1. Interesting and thank you for the reanalysis. It is good to see that the underlying structure seems to be maintained even when the rating scale has been dichotomized. As you note, your transformation makes the data matrix sparser, which is why you needed to add the “none” variable. In fact, the percentage of the cells that are zero is increased from 32% with a 0-4 rating to 79% with your dichotomy. You have more zeros in you data matrix, so you have more “white” in your coefficient heatmap.

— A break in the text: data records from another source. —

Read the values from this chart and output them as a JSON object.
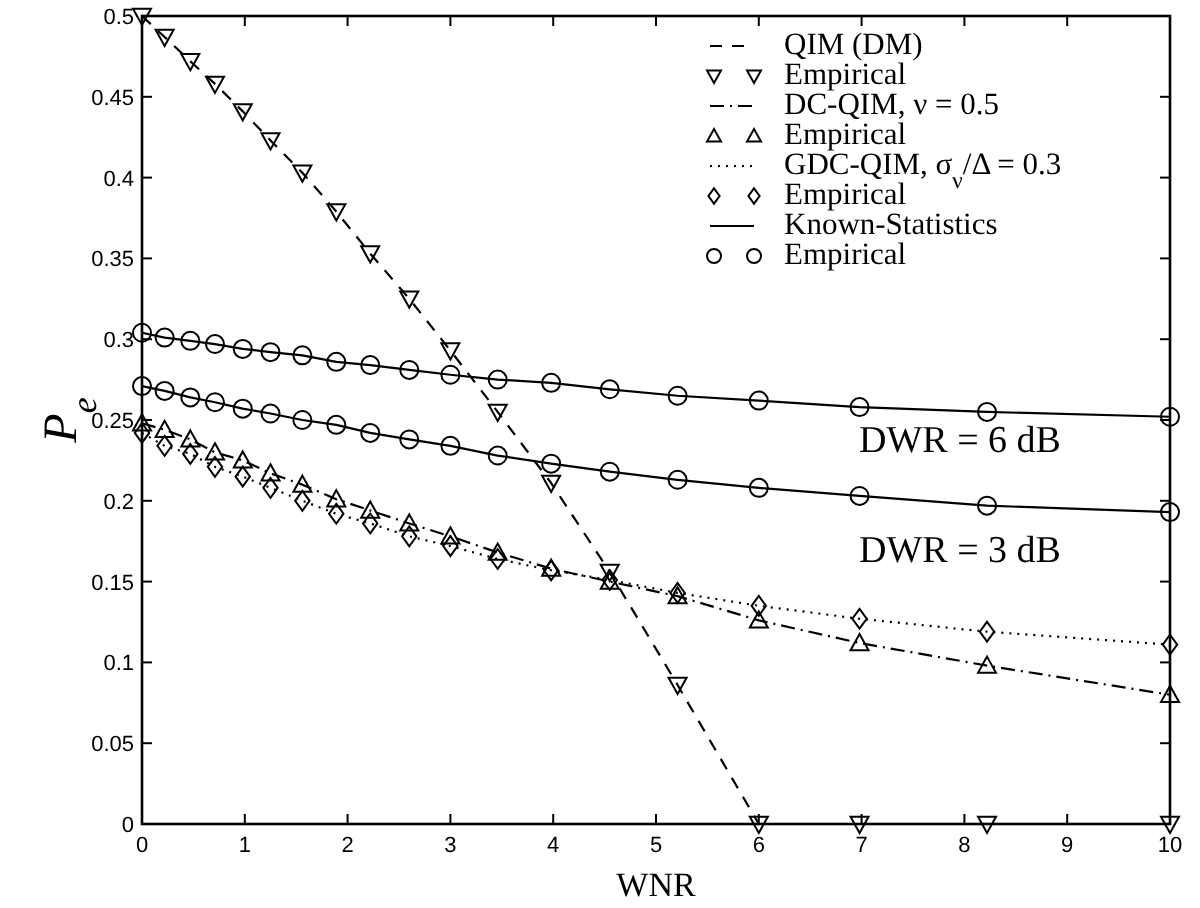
{
  "chart_data": {
    "type": "line",
    "xlabel": "WNR",
    "ylabel": "P$_{e}$",
    "x": [
      0,
      0.22,
      0.47,
      0.71,
      0.98,
      1.25,
      1.56,
      1.89,
      2.22,
      2.6,
      3.0,
      3.46,
      3.98,
      4.55,
      5.21,
      6.0,
      6.98,
      8.22,
      10
    ],
    "xlim": [
      0,
      10
    ],
    "xticks": [
      0,
      1,
      2,
      3,
      4,
      5,
      6,
      7,
      8,
      9,
      10
    ],
    "ylim": [
      0,
      0.5
    ],
    "yticks": [
      0,
      0.05,
      0.1,
      0.15,
      0.2,
      0.25,
      0.3,
      0.35,
      0.4,
      0.45,
      0.5
    ],
    "grid": false,
    "legend": "top right",
    "series": [
      {
        "name": "QIM (DM)",
        "line_style": "dashed",
        "color": "#000000",
        "values": [
          0.5,
          0.487,
          0.472,
          0.458,
          0.441,
          0.423,
          0.403,
          0.379,
          0.353,
          0.325,
          0.293,
          0.255,
          0.211,
          0.156,
          0.086,
          0,
          0,
          0,
          0
        ]
      },
      {
        "name": "Empirical",
        "type": "scatter",
        "marker": "triangle-down",
        "color": "#000000",
        "values": [
          0.5,
          0.487,
          0.472,
          0.458,
          0.441,
          0.423,
          0.403,
          0.379,
          0.353,
          0.325,
          0.293,
          0.255,
          0.211,
          0.156,
          0.086,
          0,
          0,
          0,
          0
        ]
      },
      {
        "name": "DC-QIM, ν = 0.5",
        "line_style": "dashdot",
        "color": "#000000",
        "values": [
          0.248,
          0.244,
          0.238,
          0.23,
          0.225,
          0.217,
          0.21,
          0.201,
          0.194,
          0.186,
          0.178,
          0.168,
          0.158,
          0.15,
          0.141,
          0.126,
          0.112,
          0.098,
          0.08
        ]
      },
      {
        "name": "Empirical",
        "type": "scatter",
        "marker": "triangle",
        "color": "#000000",
        "values": [
          0.248,
          0.244,
          0.238,
          0.23,
          0.225,
          0.217,
          0.21,
          0.201,
          0.194,
          0.186,
          0.178,
          0.168,
          0.158,
          0.15,
          0.141,
          0.126,
          0.112,
          0.098,
          0.08
        ]
      },
      {
        "name": "GDC-QIM, σ$_{ν}$/Δ = 0.3",
        "line_style": "dotted",
        "color": "#000000",
        "values": [
          0.242,
          0.234,
          0.229,
          0.221,
          0.215,
          0.208,
          0.2,
          0.192,
          0.186,
          0.178,
          0.172,
          0.164,
          0.157,
          0.151,
          0.143,
          0.135,
          0.127,
          0.119,
          0.111
        ]
      },
      {
        "name": "Empirical",
        "type": "scatter",
        "marker": "diamond",
        "color": "#000000",
        "values": [
          0.242,
          0.234,
          0.229,
          0.221,
          0.215,
          0.208,
          0.2,
          0.192,
          0.186,
          0.178,
          0.172,
          0.164,
          0.157,
          0.151,
          0.143,
          0.135,
          0.127,
          0.119,
          0.111
        ]
      },
      {
        "name": "Known-Statistics",
        "line_style": "solid",
        "color": "#000000",
        "values": [
          0.304,
          0.301,
          0.299,
          0.297,
          0.294,
          0.292,
          0.29,
          0.286,
          0.284,
          0.281,
          0.278,
          0.275,
          0.273,
          0.269,
          0.265,
          0.262,
          0.258,
          0.255,
          0.252
        ]
      },
      {
        "name": "Empirical",
        "type": "scatter",
        "marker": "circle",
        "color": "#000000",
        "values": [
          0.304,
          0.301,
          0.299,
          0.297,
          0.294,
          0.292,
          0.29,
          0.286,
          0.284,
          0.281,
          0.278,
          0.275,
          0.273,
          0.269,
          0.265,
          0.262,
          0.258,
          0.255,
          0.252
        ]
      },
      {
        "line_style": "solid",
        "color": "#000000",
        "values": [
          0.271,
          0.268,
          0.264,
          0.261,
          0.257,
          0.254,
          0.25,
          0.247,
          0.242,
          0.238,
          0.234,
          0.228,
          0.223,
          0.218,
          0.213,
          0.208,
          0.203,
          0.197,
          0.193
        ]
      },
      {
        "type": "scatter",
        "marker": "circle",
        "color": "#000000",
        "values": [
          0.271,
          0.268,
          0.264,
          0.261,
          0.257,
          0.254,
          0.25,
          0.247,
          0.242,
          0.238,
          0.234,
          0.228,
          0.223,
          0.218,
          0.213,
          0.208,
          0.203,
          0.197,
          0.193
        ]
      }
    ],
    "annotations": [
      "DWR = 6 dB",
      "DWR = 3 dB"
    ]
  }
}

2. Sparsity is part of it, yes. I would also argue that in a data set like this, the concept of "none of these" is an important one. Not only do people gravitate towards groups of products, but some people will choose not to purchase any products [or in this instance, it might just be scale-use bias, but that's another issue altogether]. Anyway, assuming that it's a real subset of people who are not interested in any of the products, we fail to capture them as a unique segment by keeping the scale intact and not adding a "none" variable. We do capture them by dichotomizing the data and adding the necessary "none" variable. Wouldn't it be valuable to be able to profile these folks so that we can perhaps understand why a certain group is not interested at all in any of the products?

Jumping down off my soapbox now.

3. I appreciate your input and your contribution with the turfR package. No one gets rich maintaining a free program on R that others charge to use as proprietary software. More importantly, you have been careful to display all the output so that no one is misled. You have earned a right to that soapbox.